Não faz muito tempo que o apalavrado tinha força de confiança, de indubitável certeza, de contrato firmado, de escrita de honra. Os velhos senhores não precisavam assinar papéis para firmar negócios e compromissos. Bastava falar e já estava assinado para o resto da vida. A desonestidade maculava não só a honra como podia levar qualquer um à ruína. Assim porque socialmente desacreditado e sempre evitado entre os homens de bem, de palavra. Até mesmo em política havia honradez, cumprimento das obrigações assumidas e fidelidade ao prometido.

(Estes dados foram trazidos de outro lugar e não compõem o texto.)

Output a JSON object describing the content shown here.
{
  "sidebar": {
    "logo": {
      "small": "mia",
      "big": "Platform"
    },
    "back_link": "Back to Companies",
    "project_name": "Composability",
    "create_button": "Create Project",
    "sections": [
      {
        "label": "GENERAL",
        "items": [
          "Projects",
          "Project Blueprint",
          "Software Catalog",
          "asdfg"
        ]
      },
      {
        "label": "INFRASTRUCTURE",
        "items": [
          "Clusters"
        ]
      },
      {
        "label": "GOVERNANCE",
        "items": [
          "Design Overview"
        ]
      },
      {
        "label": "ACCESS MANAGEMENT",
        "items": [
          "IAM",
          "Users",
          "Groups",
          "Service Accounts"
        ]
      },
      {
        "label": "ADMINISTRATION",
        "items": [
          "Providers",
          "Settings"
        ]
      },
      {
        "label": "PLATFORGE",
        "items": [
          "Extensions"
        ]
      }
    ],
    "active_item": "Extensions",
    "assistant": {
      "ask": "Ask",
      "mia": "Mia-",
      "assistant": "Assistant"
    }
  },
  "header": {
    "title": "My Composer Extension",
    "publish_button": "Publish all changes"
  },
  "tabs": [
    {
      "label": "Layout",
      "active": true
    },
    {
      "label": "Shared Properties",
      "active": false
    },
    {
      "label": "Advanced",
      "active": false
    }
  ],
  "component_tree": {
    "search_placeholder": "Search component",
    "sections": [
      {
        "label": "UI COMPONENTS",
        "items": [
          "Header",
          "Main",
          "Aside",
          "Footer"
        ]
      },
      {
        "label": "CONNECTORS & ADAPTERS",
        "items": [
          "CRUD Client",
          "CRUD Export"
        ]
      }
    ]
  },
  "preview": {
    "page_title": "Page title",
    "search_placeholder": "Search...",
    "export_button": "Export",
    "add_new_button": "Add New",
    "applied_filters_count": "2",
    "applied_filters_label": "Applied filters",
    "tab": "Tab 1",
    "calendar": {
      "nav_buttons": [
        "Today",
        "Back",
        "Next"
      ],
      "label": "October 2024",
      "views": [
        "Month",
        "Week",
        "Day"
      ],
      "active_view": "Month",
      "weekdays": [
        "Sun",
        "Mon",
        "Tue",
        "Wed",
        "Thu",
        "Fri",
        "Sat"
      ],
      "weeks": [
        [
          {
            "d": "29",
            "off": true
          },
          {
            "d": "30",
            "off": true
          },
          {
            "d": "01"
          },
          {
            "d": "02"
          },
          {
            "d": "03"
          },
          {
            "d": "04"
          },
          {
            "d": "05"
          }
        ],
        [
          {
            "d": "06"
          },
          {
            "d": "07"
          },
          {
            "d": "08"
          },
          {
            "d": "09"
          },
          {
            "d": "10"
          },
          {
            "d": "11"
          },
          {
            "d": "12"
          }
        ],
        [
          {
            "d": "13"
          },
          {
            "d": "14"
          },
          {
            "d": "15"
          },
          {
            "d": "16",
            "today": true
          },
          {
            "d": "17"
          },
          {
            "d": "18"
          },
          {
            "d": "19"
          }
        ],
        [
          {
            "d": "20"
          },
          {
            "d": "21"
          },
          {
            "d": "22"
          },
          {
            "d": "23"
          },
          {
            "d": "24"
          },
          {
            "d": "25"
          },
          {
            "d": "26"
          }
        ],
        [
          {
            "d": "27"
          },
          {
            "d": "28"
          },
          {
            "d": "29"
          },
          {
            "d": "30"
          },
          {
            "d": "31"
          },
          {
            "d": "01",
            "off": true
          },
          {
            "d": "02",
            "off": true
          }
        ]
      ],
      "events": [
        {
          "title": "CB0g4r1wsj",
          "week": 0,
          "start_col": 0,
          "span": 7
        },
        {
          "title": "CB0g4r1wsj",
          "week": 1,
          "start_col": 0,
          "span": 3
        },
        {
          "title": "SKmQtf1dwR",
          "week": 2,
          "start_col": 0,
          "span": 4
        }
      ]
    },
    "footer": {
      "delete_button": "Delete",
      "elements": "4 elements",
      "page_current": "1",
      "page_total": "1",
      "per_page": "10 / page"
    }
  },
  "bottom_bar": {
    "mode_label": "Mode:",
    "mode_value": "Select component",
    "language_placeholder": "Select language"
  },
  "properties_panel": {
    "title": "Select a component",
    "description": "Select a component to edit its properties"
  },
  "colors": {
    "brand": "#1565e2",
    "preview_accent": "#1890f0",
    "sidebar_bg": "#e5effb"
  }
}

Contudo, as exceções são óbvias quando se fala em honestidade em política. Certa feita um coronel nordestino, daqueles de curral e cabresto, mandou chamar um prefeito por ele eleito e perguntou se já estava cumprindo as promessas feitas em campanha. O prefeito respondeu que ainda não, pois as verbas chegadas mal davam para pagar a folha. Então o coronel perguntou quanto tinha custado a fazenda recentemente adquirida pelo administrador. Quando ficou sabendo do preço, o poderoso pediu que fizesse as contas e lhe mostrasse se com a o salário recebido a cada mês, desde aquela data, já dava para ter juntado aquele valor. Em seguida disse que era por isso que não havia dinheiro que desse para fazer qualquer obra. Ao invés de trabalhar, pensou em comprar fazenda, depois vai adquirir mais terra, depois vai colocar dinheiro em banco, e assim em diante. Por fim, exigiu que a propriedade fosse loteada entre os mais humildes.
Hoje, as mentiras administrativas são geralmente fundamentadas em lei. Não é concedido aumento ao funcionalismo por causa do limite prudencial, os pleitos das categorias organizadas não são atendidos para não haver desequilíbrio das contas públicas, tudo é acintosamente justificado com base na Lei de Responsabilidade Fiscal. Acintosamente porque os governantes não obedecem a nenhuma lei quando desejam torrar dinheiro público, provocar inchaço com a contratação de comissionados, gastar verbas exorbitantes com publicidade e outros supérfluos. Só não há dinheiro, e sim o tal limite prudencial, quando o funcionalismo exige o que lhe é de direito.
Não há governo ou político que passe pelo detector. Por que se diz que Brasília é a grande farsa da nação? A resposta está na crença que se tem nos políticos. De onde Pinóquio foi expulso pela inocência, além de ser o reino da mentira, do engodo e da falcatrua, possui a irretocável definição dada por José Simão: “Se gradear vira zoológico, se murar vira presídio, se cobrir com lona vira circo, se botar lanterna vermelha vira puteiro e se der a descarga não sobra ninguém”.